WARNING  2017-12-08 14:21:56,190 urlfetch_stub.py:551] Stripped prohibited headers from URLFetch request: ['Host']
ERROR    2017-12-08 19:21:57,332 webapp2.py:1528] [Errno 30] Read-only file system: 'image0.jpg'
Traceback (most recent call last):
  File "C:\Program Files (x86)\Google\Cloud SDK\google-cloud-sdk\platform\google_appengine\lib\webapp2-2.3\webapp2.py", line 1511, in __call__
    rv = self.handle_exception(request, response, e)
  File "C:\Program Files (x86)\Google\Cloud SDK\google-cloud-sdk\platform\google_appengine\lib\webapp2-2.3\webapp2.py", line 1505, in __call__
    rv = self.router.dispatch(request, response)
  File "C:\Program Files (x86)\Google\Cloud SDK\google-cloud-sdk\platform\google_appengine\lib\webapp2-2.3\webapp2.py", line 1253, in default_dispatcher
    return route.handler_adapter(request, response)
  File "C:\Program Files (x86)\Google\Cloud SDK\google-cloud-sdk\platform\google_appengine\lib\webapp2-2.3\webapp2.py", line 1077, in __call__
    return handler.dispatch()
  File "C:\Program Files (x86)\Google\Cloud SDK\google-cloud-sdk\platform\google_appengine\lib\webapp2-2.3\webapp2.py", line 547, in dispatch
    return self.handle_exception(e, self.app.debug)
  File "C:\Program Files (x86)\Google\Cloud SDK\google-cloud-sdk\platform\google_appengine\lib\webapp2-2.3\webapp2.py", line 545, in dispatch
    return method(*args, **kwargs)
  File "C:\MyMiniGCPProjects\FPDF\main.py", line 23, in get
    with open('image'+str(i)+'.jpg','wb') as output:
  File "C:\Program Files (x86)\Google\Cloud SDK\google-cloud-sdk\platform\google_appengine\google\appengine\tools\devappserver2\python\runtime\stubs.py", line 278, in __init__
    raise IOError(errno.EROFS, 'Read-only file system', filename)
IOError: [Errno 30] Read-only file system: 'image0.jpg'
ERROR    2017-12-08 19:21:57,339 wsgi.py:279]
Traceback (most recent call last):
  File "C:\Program Files (x86)\Google\Cloud SDK\google-cloud-sdk\platform\google_appengine\google\appengine\runtime\wsgi.py", line 267, in Handle
    result = handler(dict(self._environ), self._StartResponse)

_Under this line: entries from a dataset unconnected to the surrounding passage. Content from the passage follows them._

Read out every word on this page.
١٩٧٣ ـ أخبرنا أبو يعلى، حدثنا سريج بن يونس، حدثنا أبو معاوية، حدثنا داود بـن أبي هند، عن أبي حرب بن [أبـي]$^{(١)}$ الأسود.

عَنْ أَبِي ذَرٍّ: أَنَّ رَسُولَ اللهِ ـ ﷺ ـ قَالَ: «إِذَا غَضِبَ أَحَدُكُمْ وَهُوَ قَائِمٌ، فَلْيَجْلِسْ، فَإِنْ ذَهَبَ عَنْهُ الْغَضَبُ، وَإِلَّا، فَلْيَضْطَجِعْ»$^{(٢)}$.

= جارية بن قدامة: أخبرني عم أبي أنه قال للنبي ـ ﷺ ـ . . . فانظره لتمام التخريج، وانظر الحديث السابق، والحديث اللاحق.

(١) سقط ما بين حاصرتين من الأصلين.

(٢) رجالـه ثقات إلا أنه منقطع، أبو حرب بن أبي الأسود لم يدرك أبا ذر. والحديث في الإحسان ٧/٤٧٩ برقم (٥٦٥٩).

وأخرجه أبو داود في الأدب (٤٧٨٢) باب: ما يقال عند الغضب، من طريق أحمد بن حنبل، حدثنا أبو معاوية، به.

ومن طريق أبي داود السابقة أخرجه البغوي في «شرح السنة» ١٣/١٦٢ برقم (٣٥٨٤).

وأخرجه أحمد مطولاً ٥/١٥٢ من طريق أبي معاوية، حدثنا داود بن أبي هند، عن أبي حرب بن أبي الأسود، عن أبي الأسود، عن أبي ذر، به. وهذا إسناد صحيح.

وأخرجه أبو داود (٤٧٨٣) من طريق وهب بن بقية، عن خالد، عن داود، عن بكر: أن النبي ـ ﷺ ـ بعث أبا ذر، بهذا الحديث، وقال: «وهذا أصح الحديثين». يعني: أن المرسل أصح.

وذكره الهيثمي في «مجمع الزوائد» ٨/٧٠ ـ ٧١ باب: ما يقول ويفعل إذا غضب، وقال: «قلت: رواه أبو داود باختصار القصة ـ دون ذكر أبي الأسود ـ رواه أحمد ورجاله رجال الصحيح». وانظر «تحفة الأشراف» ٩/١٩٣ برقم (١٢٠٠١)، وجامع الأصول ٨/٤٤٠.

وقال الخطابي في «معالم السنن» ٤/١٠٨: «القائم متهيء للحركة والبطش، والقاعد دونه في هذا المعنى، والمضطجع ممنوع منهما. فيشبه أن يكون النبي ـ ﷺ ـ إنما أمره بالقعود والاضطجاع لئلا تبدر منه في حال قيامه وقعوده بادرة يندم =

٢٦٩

  File "C:\Program Files (x86)\Google\Cloud SDK\google-cloud-sdk\platform\google_appengine\lib\webapp2-2.3\webapp2.py", line 1519, in __call__
    response = self._internal_error(e)
  File "C:\Program Files (x86)\Google\Cloud SDK\google-cloud-sdk\platform\google_appengine\lib\webapp2-2.3\webapp2.py", line 1511, in __call__
    rv = self.handle_exception(request, response, e)
  File "C:\Program Files (x86)\Google\Cloud SDK\google-cloud-sdk\platform\google_appengine\lib\webapp2-2.3\webapp2.py", line 1505, in __call__
    rv = self.router.dispatch(request, response)
  File "C:\Program Files (x86)\Google\Cloud SDK\google-cloud-sdk\platform\google_appengine\lib\webapp2-2.3\webapp2.py", line 1253, in default_dispatcher
    return route.handler_adapter(request, response)
  File "C:\Program Files (x86)\Google\Cloud SDK\google-cloud-sdk\platform\google_appengine\lib\webapp2-2.3\webapp2.py", line 1077, in __call__
    return handler.dispatch()
  File "C:\Program Files (x86)\Google\Cloud SDK\google-cloud-sdk\platform\google_appengine\lib\webapp2-2.3\webapp2.py", line 547, in dispatch
    return self.handle_exception(e, self.app.debug)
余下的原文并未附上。